In a Canadian Attic

In a Canadian Attic coverIn a Canadian Attic: an invaluable guide to almost every conceivable antique or art object that might be found in a Canadian attic

My guess is that valuable items have appeared in Canadian attics in the last 48 years that are not mentioned here.  This was probably a pretty good guide in the 1960s and 1970s.  Maybe even the 1980s.  It’s too old to claim “almost every conceivable” anything now, though.  There were items created after 1963 that can now be considered valuable.  Maybe not antique, by its official definition (100 years makes something antique), but definitely “art objects” worth knowing about if you are a collector.


Here’s an interesting item that can be found in a Canadian attic:

Eskimo sculpture


  1. What on earth is that Eskimo sculpture treasure?! If I found that in my attic I would have nightmares for life!

  2. Isn’t it only 100 years in America because we’re such a young country, across the pond it’s suppose to be 200+ and anything around 100 years is vintage?

    UKers, help me out here. I thought someone from the original (UK) Antiques Roadshow said that after someone brought them an item that was from America about 100 years ago.

    I assume it would be truish of Canada too even though I think Canada is a bit older than us. I never was good at history. Canadians can yell at me about that.

  3. The 100 years is an international defintion of an antique. Therefor duty-free. My parents are antique dealers. What I wonder is how different are Canadian antiques? Even the example could be made in Alaska. And technically as an independent country Canada is younger.

  4. The term “Eskimo” is considered pejorative in Canada these days. They’re now called the Inuit.

  5. I think you’ll find Canadian antiques are different from American, but then Virginian are quite different from Texan. That said, I’m not sure that the “Eskimo sculpture” depicted even comes from this planet.

  6. Other than Inuit stuff, what else is unique to a Canadian attic v. an American one?

    The sculpture appears to be two boys playing (brothers), the younger one is jumping and the older one holds his hands and boosts him up in the air. It’s actually not that bad and kind of cool in a knickknacky way.

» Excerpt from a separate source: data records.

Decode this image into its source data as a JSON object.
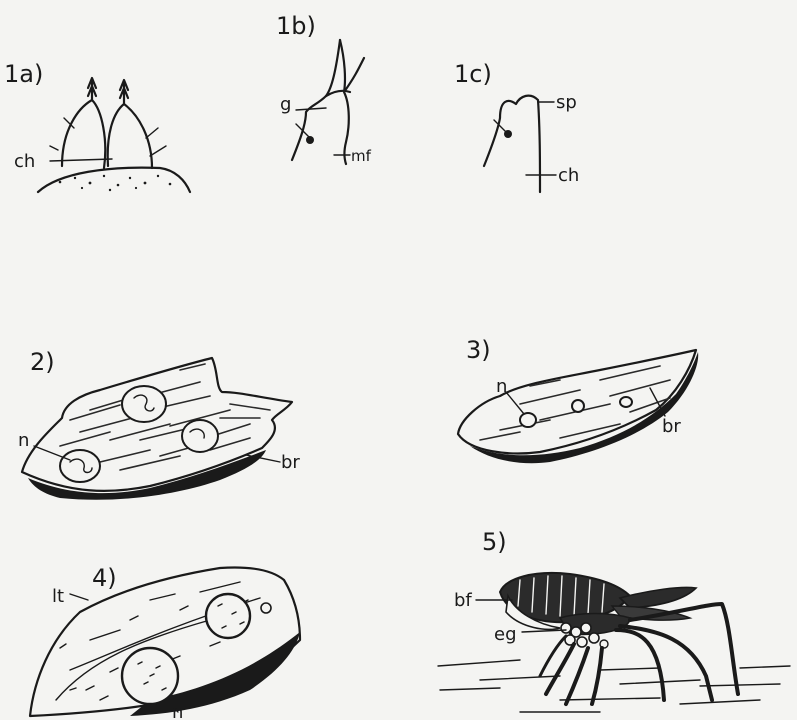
{
  "figures": {
    "f1a": {
      "label": "1a)",
      "parts": {
        "ch": "ch"
      }
    },
    "f1b": {
      "label": "1b)",
      "parts": {
        "g": "g",
        "mf": "mf"
      }
    },
    "f1c": {
      "label": "1c)",
      "parts": {
        "sp": "sp",
        "ch": "ch"
      }
    },
    "f2": {
      "label": "2)",
      "parts": {
        "n": "n",
        "br": "br"
      }
    },
    "f3": {
      "label": "3)",
      "parts": {
        "n": "n",
        "br": "br"
      }
    },
    "f4": {
      "label": "4)",
      "parts": {
        "lt": "lt",
        "n": "n"
      }
    },
    "f5": {
      "label": "5)",
      "parts": {
        "bf": "bf",
        "eg": "eg"
      }
    }
  }
}
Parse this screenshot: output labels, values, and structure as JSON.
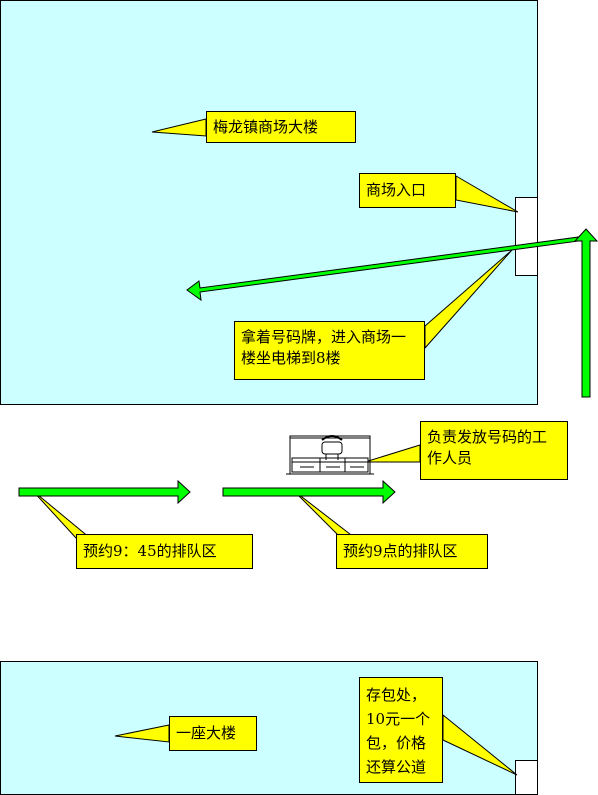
{
  "colors": {
    "building_fill": "#ccffff",
    "callout_fill": "#ffff00",
    "arrow_green": "#00ff00"
  },
  "callouts": {
    "mall_building": "梅龙镇商场大楼",
    "mall_entrance": "商场入口",
    "enter_mall": "拿着号码牌，进入商场一楼坐电梯到8楼",
    "staff": "负责发放号码的工作人员",
    "queue_945": "预约9：45的排队区",
    "queue_9": "预约9点的排队区",
    "tower_building": "一座大楼",
    "bag_storage": "存包处，10元一个包，价格还算公道"
  },
  "icons": {
    "staff_desk": "desk-with-chair-icon"
  }
}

  7. Okay, so the UK AR dude was wrong. Though I do clearly remember an appraiser on that show saying something akin to “100 years is vintage in England and Europe, 200+ is antique, but in America anything 100 years or more is antique because they’re a younger country.”

    I can’t remember the exact quote, but that was the gist of it. Maybe he’s one of those types who makes his own rules though. I was in a store recently where the woman refused to deal with anything she considered “primitive.” Which basically meant anything in dark woods and anything pre-1950s. All her stuff was 50s through 70s. Nice for me, but mom didn’t care for any of it.

  8. @Lurker: I took the figure on the right to be someone holding the sculpture, not part of the sculpture itself.

  9. Eskimo? Inuit? Whatever it is that hideous object can STAY in the Canadian (or Nuunavik or whatever) attic. You can see why Grandad hid it up there.

  10. I don’t think a line drawing of a stone sculpture is particularly helpful in assessing an actual stone sculpture found in an attic or elsewhere. If the sample illustration is typical of the material in the book, then I would weed it because it is not useful and probably never was all that useful ever. I think that most people who find interesting old pieces are going to head straight for the internet to seek information on origin and value.

  11. That drawing is worse than useless for identification purposes. My mother used to collect Inuit sculpture and still has more than a dozen pieces lying around the house. They don’t look much like that. Alas, I doubt most of them are all that valuable, either, although it’s possible that I’m wrong.

  12. Most Canadian attics have squirrels in them. In mine I keep snow shoes, moose antlers, plaid shirts, tuques, hockey pucks, mounties, presbyterians, beaver tails, stubbies, elbow pads, black flies and canoes that don’t tip. I keep my bottle of rye under the bed.